Reform should start with public financing
The Moreland Commission will issue a preliminary report today on how to clean up Albany, something that obviously needs to happen but just as obviously won’t — at least without outside pressure. The commission is Gov. Cuomo’s attempt to exert such pressure on a recalcitrant Legislature. We don’t know what will be included in its report, but we know what should be.
Public financing of campaigns heads the list. This is one reform that the original Moreland Commission on Public Integrity recommended in 1990, as its chairman, John Feerick, reminded news organizations last week.
The recommendation was ignored by state lawmakers, and the result is money-obsessed Albany, where large donors have access and influence that regular people don’t; uncompetitive elections and political stultification because incumbents can out-fund-raise and outspend challengers; and corruption because, with so much money around, politicians are tempted to get it not just legally, but illegally.

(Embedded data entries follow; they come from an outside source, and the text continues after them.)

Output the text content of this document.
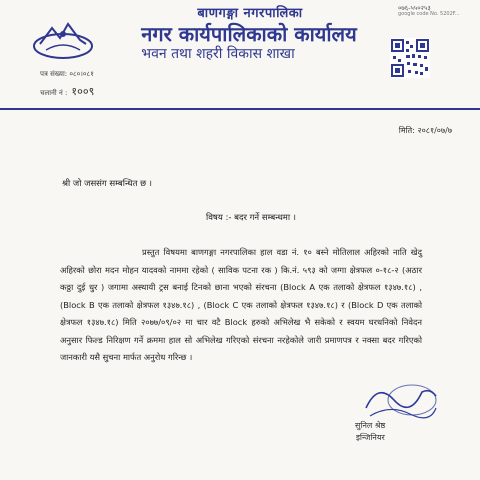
बाणगङ्गा नगरपालिका
नगर कार्यपालिकाको कार्यालय
भवन तथा शहरी विकास शाखा
०७६-५५०२५३
google code No. 5202F...
पत्र संख्या: ०८०।०८१
चलानी नं : १००९
मिति: २०८१/०७/७
श्री जो जससंग सम्बन्धित छ ।
विषय :- बदर गर्ने सम्बन्धमा ।

प्रस्तुत विषयमा बाणगङ्गा नगरपालिका हाल वडा नं. १० बस्ने मोतिलाल अहिरको नाति खेदु अहिरको छोरा मदन मोहन यादवको नाममा रहेको ( साविक पटना रक ) कि.नं. ५९३ को जग्गा क्षेत्रफल ०-१८-२ (अठार कठ्ठा दुई धुर ) जगामा अस्थायी ट्रस बनाई टिनको छाना भएको संरचना (Block A एक तलाको क्षेत्रफल १३४७.१८) , (Block B एक तलाको क्षेत्रफल १३४७.१८) , (Block C एक तलाको क्षेत्रफल १३४७.१८) र (Block D एक तलाको क्षेत्रफल १३४७.१८) मिति २०७७/०९/०२ मा चार वटै Block हरुको अभिलेख भै सकेको र स्वयम घरधनिको निवेदन अनुसार फिल्ड निरिक्षण गर्ने क्रममा हाल सो अभिलेख गरिएको संरचना नरहेकोले जारी प्रमाणपत्र र नक्सा बदर गरिएको जानकारी यसै सुचना मार्फत अनुरोध गरिन्छ ।

सुनिल श्रेष्ठ
इन्जिनियर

New York City had the same kind of problems until 1988, when it adopted a public financing system that provides matching funds for small contributions, with participating candidates agreeing to accept contribution and spending limits. And the problems have largely gone away, especially as the system has been tweaked through the years to encourage more small donations. While the original plan provided a one-to-one match for the first $1,000 contributed to a candidate by a citizen, today the match is six-to-one for the first $175 contributed.
Other reforms are necessary in the areas of ethics and disclosure, including disclosure of lawmakers’ outside income. But none is so important to democracy and public trust as this one.